Minimal, surreale e un po’ kitsch. Un debutto solista senz’altro promettente.
Roberto Grosso Sategna viene da diverse esperienze (Ten Dogs, Cosmo, Drink to Me). Il suo progetto Dieci, come i cani nella parentesi, è l’inizio di una nuova avventura artistica che sembra attingere alle poesie minimali di Davide Toffolo, che con un altro numero ha elencato i suoi ragazzi morti. Cani e zombi immersi in un pop da caffè mattutino, un po’ stropicciato e algido ma sbarazzino e curioso.

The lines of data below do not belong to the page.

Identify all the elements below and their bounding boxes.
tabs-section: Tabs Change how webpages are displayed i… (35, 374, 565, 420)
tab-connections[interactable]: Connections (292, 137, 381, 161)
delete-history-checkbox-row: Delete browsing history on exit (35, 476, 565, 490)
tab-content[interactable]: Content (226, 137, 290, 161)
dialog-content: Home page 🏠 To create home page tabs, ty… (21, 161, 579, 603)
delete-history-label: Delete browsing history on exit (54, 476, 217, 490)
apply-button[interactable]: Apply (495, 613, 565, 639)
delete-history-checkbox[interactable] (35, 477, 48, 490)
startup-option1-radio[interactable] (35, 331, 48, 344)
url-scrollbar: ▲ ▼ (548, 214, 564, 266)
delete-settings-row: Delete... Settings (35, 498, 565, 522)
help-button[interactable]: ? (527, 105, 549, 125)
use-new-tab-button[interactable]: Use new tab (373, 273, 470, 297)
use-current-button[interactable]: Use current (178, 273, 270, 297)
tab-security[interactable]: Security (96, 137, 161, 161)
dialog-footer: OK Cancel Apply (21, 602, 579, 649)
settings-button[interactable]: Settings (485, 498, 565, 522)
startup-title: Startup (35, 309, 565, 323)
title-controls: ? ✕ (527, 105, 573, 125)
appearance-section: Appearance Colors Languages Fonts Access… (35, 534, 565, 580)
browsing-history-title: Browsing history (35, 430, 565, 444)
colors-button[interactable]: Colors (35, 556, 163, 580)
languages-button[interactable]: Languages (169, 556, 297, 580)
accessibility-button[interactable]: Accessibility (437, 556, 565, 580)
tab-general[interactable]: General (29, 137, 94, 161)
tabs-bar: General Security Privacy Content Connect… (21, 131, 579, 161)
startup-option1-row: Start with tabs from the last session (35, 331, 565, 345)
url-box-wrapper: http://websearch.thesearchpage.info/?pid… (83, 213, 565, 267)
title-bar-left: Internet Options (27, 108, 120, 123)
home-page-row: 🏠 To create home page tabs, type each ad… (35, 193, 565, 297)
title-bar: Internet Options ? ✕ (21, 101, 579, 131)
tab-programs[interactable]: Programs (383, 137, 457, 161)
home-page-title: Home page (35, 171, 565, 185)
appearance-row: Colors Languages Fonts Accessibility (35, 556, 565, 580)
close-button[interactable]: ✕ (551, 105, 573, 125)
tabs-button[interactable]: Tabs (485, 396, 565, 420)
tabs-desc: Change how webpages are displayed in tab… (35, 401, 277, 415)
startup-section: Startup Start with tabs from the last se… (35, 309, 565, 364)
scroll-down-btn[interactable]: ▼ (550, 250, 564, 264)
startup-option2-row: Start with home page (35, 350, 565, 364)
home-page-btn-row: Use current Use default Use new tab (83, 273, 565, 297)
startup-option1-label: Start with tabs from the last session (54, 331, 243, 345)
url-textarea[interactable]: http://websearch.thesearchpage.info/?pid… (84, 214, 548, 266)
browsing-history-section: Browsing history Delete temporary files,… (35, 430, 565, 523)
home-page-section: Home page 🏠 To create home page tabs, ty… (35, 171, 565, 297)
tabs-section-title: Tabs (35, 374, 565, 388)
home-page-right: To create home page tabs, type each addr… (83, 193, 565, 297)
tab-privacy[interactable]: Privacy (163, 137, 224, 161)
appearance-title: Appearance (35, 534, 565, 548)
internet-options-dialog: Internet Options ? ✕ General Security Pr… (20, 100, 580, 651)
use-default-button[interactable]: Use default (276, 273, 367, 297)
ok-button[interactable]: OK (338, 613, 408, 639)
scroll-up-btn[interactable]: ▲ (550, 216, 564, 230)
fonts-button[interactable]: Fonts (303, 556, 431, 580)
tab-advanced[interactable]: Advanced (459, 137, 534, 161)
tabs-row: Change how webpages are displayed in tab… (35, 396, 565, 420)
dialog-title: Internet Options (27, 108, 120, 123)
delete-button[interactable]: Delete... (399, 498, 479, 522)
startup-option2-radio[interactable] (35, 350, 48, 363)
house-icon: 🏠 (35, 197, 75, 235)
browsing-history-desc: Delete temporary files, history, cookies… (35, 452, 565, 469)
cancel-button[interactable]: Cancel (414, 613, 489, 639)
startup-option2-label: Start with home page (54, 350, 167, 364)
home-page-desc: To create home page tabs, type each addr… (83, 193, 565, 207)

Una canzone che sbiella discretamente fra romanticismo pastellato e desolazione liceale, il dialogo tra due innamorati arranca mentre le tastiere accarezzano il gozzo e con esse la giornata avanza. Il buio cresce tra le dita e i sorrisi di una relazione che vorrebbe avere la meglio su tutto senza riuscire a vincere neanche la malinconia di un tramonto autunnale.
Il Sategna, con le sue gambe armoniose e l’aria sgualcita, il vestito elegante e l’aria sbattuta si fa largo tra incubi viventi e mostri buffi che non lo mollano un secondo. Coperta è un confetto surreal-kitsch, un po’ furbetto ma insinuante.